Ask a Lovie Judge

Jury Chairman Nicolas Roope Gives His Take on Winning Work

It’s no small feat to be named the best of the European Internet. That’s why all Lovie Award entries are judged by an esteemed group of European innovators in the International Academy of Digital Arts & Sciences. (Fun fact: The Lovies is the only pan-European awards organisation that accepts and judges work in seven native languages.)

We spoke with Lovie Jury Chairman Nicolas Roope about some of his favourite past Lovie Winners and what characteristics put them over the top. Have a look at his responses below.

Moodboard won the Gold Lovie Award for Best User Experience. What were the stand-out qualities that put Moodboard over the top from a user experience standpoint?

We put together jury of really experienced practitioners who have been exposed to so many projects in their careers. And with all this experience comes a sensibility for grace and refinement in the craft of interaction and interface. Moodboard is simple and elegant and is engineered to reward each touch, scroll and swipe.


TATE Time Machine was a Bronze Lovie Winner in Art. What about TATE Time Machine stands out to you in terms of content and design in particular?

The Tate project opted for an enigmatic interface to enhance the exploration of key events through history. Managing content is one of the most common design problems we deal with in our industry so it’s always great seeing a novel approach that really works both functionally and expressively.

Microsculpture – the insect portraits of Levon Biss was a Gold Lovie Winner for Best Practices. Why and how does Microsculpture resonate with the user in terms of overall experience and design?

You can’t separate subject matter from function when you’re critiquing UX and design. The quality of the experience and the design that shapes it are entirely related to what is being represented, whether you’re selling rail tickets, persuading people to follow a cause or entertaining.

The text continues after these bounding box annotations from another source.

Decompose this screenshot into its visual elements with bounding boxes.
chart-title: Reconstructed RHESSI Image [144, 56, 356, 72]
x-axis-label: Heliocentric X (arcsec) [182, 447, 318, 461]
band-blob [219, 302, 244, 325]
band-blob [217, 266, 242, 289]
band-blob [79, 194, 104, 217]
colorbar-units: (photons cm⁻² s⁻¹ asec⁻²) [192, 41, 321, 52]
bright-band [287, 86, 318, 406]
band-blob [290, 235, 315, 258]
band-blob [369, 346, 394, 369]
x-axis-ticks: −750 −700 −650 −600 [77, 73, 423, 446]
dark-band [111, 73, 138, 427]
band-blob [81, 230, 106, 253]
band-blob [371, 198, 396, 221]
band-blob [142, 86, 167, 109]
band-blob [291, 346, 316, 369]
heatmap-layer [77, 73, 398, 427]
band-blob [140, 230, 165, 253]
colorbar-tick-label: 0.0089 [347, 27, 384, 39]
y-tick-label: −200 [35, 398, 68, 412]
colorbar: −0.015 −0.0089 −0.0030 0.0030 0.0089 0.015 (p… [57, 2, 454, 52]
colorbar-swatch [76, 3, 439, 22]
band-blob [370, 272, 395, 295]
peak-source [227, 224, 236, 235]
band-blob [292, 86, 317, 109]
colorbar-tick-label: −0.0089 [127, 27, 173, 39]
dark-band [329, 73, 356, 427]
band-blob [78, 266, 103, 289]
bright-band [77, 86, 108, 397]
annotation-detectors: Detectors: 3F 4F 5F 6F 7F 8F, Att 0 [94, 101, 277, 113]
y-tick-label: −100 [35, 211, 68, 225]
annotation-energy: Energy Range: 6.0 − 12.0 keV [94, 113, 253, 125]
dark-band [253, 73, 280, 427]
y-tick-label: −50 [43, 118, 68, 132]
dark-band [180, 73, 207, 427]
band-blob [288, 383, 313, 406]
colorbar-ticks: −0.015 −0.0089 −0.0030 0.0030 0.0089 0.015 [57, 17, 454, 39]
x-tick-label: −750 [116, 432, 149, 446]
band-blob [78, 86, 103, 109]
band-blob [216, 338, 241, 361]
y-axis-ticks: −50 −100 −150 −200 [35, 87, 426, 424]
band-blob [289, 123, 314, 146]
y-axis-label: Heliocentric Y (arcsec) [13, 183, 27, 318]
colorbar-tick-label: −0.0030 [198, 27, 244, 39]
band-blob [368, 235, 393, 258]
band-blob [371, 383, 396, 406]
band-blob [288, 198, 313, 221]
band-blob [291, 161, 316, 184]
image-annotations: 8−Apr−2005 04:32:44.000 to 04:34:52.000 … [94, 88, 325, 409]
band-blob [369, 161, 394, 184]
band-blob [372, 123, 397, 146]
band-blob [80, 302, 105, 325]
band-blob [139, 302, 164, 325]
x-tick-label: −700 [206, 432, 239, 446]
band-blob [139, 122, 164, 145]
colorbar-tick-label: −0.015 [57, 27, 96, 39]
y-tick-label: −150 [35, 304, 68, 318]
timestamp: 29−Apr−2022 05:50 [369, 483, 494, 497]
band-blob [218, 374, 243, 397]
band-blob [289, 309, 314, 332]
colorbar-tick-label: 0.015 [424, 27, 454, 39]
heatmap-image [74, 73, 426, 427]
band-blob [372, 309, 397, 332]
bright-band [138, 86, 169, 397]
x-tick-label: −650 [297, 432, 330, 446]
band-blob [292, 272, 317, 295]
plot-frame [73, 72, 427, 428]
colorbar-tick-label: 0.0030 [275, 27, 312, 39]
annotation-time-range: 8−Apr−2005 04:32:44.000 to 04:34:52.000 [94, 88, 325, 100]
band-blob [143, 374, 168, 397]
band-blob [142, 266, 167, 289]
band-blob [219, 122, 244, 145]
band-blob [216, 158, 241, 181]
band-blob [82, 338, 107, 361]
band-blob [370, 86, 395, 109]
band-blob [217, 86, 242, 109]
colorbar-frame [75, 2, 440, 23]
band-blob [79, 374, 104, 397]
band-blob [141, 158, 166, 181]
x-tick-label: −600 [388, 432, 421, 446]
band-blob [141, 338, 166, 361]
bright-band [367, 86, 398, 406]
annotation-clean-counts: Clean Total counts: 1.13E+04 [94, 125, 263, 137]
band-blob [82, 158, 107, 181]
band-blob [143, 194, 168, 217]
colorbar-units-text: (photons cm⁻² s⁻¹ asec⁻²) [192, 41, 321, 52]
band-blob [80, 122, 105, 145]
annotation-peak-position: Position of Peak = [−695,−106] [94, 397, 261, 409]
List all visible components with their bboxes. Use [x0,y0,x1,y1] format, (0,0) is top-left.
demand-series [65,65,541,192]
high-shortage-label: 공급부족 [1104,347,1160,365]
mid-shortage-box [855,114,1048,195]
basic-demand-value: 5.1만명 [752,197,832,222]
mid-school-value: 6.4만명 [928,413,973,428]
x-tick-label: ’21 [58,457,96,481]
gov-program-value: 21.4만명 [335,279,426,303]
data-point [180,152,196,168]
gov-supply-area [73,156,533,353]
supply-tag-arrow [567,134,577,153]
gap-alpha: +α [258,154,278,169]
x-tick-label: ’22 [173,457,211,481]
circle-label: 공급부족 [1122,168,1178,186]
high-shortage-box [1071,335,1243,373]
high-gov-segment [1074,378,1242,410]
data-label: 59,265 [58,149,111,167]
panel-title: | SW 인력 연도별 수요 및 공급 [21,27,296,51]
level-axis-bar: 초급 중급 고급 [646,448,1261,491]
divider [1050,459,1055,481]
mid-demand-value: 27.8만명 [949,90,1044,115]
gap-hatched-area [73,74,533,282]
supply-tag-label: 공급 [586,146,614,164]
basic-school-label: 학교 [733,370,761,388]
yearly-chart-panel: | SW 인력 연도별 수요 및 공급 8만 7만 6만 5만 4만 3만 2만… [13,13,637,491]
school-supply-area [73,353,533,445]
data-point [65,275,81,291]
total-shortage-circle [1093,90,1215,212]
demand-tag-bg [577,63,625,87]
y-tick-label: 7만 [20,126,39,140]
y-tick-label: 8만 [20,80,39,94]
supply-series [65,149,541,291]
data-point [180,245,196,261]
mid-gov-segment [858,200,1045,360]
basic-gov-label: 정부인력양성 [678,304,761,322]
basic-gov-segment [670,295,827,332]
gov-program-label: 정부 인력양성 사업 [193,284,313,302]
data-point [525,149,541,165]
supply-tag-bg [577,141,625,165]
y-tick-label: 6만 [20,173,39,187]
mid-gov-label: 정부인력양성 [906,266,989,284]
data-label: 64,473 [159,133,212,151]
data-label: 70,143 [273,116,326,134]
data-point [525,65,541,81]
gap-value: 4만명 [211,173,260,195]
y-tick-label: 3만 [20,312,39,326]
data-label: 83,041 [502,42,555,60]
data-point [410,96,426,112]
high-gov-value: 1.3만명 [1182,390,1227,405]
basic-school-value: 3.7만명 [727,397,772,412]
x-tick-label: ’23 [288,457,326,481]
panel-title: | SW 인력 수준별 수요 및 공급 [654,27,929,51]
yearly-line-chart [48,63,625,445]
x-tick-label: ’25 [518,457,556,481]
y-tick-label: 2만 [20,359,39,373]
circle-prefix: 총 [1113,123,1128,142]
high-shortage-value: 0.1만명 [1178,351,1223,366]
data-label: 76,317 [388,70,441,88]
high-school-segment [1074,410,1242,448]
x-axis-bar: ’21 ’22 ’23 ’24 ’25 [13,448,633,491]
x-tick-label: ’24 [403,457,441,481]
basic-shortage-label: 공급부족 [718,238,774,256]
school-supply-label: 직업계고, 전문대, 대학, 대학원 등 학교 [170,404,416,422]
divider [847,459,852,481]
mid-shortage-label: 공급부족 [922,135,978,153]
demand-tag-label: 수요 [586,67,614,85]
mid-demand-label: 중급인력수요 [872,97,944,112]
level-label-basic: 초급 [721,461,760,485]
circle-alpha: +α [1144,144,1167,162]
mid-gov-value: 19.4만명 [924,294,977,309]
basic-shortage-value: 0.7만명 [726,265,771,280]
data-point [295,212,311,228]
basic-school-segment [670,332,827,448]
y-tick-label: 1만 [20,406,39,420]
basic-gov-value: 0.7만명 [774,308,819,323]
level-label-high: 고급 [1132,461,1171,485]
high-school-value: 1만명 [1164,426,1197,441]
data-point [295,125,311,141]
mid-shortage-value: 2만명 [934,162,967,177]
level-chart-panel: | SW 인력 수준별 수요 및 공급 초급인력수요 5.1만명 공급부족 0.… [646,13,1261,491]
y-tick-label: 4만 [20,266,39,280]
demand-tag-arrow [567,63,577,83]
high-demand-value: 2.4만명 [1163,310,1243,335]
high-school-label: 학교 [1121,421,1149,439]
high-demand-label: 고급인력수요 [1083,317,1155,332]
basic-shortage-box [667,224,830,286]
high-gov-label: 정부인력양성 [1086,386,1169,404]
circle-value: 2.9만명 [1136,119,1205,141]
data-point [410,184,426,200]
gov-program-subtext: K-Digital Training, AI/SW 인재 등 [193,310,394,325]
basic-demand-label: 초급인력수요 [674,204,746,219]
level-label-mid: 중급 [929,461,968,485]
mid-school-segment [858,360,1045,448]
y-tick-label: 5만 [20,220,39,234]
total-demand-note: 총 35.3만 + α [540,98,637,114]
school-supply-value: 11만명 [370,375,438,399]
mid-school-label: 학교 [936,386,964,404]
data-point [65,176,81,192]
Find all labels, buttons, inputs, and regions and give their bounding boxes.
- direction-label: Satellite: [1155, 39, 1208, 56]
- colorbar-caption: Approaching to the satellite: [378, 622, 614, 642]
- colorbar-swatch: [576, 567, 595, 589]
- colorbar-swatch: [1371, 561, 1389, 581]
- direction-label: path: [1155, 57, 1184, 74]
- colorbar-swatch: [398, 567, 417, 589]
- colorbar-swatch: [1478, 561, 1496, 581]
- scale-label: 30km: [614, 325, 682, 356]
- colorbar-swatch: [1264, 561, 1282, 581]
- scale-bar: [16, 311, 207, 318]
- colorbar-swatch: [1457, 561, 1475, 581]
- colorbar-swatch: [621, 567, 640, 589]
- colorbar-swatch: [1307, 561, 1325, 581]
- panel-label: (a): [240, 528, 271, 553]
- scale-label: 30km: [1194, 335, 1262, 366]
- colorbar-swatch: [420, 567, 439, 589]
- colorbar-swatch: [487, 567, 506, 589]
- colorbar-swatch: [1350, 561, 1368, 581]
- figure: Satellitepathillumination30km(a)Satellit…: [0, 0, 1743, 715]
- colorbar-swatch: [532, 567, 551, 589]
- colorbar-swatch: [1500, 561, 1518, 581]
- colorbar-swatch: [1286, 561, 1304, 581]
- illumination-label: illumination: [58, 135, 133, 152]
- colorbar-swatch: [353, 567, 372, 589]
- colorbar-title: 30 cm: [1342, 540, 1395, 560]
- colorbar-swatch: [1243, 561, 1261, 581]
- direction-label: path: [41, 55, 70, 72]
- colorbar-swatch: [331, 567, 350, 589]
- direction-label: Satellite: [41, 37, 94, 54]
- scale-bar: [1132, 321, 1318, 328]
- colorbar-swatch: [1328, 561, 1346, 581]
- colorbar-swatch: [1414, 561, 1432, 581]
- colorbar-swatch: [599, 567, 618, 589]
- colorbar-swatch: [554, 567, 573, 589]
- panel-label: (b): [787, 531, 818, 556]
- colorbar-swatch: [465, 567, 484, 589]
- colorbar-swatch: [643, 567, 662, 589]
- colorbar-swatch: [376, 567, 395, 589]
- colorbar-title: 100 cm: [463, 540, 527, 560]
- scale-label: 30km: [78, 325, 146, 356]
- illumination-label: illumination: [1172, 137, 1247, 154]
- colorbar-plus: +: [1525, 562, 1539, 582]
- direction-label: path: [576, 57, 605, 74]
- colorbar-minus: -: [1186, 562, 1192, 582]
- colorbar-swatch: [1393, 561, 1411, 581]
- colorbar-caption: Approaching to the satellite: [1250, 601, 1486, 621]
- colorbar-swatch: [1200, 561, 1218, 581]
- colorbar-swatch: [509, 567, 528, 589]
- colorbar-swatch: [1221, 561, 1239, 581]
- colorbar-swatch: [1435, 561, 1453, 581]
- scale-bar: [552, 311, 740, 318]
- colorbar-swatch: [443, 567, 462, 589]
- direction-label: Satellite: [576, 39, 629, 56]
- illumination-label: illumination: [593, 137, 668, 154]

Levon Bliss makes amazing images of his tiny sculptures. So organising a site into really simple blocks to showcase the work through stunning, uncluttered imagery and clean, comprehensive video documentation is a real pleasure to use and consume.

What trend are you most excited about in the next few years, and how do you think it impacts the people creating work for the European Internet?

I’m really excited about machine learning, because suddenly so much complexity will become readable and manageable. New insights always give rise to exciting new models and new projects and I think we’ll see so many things transformed.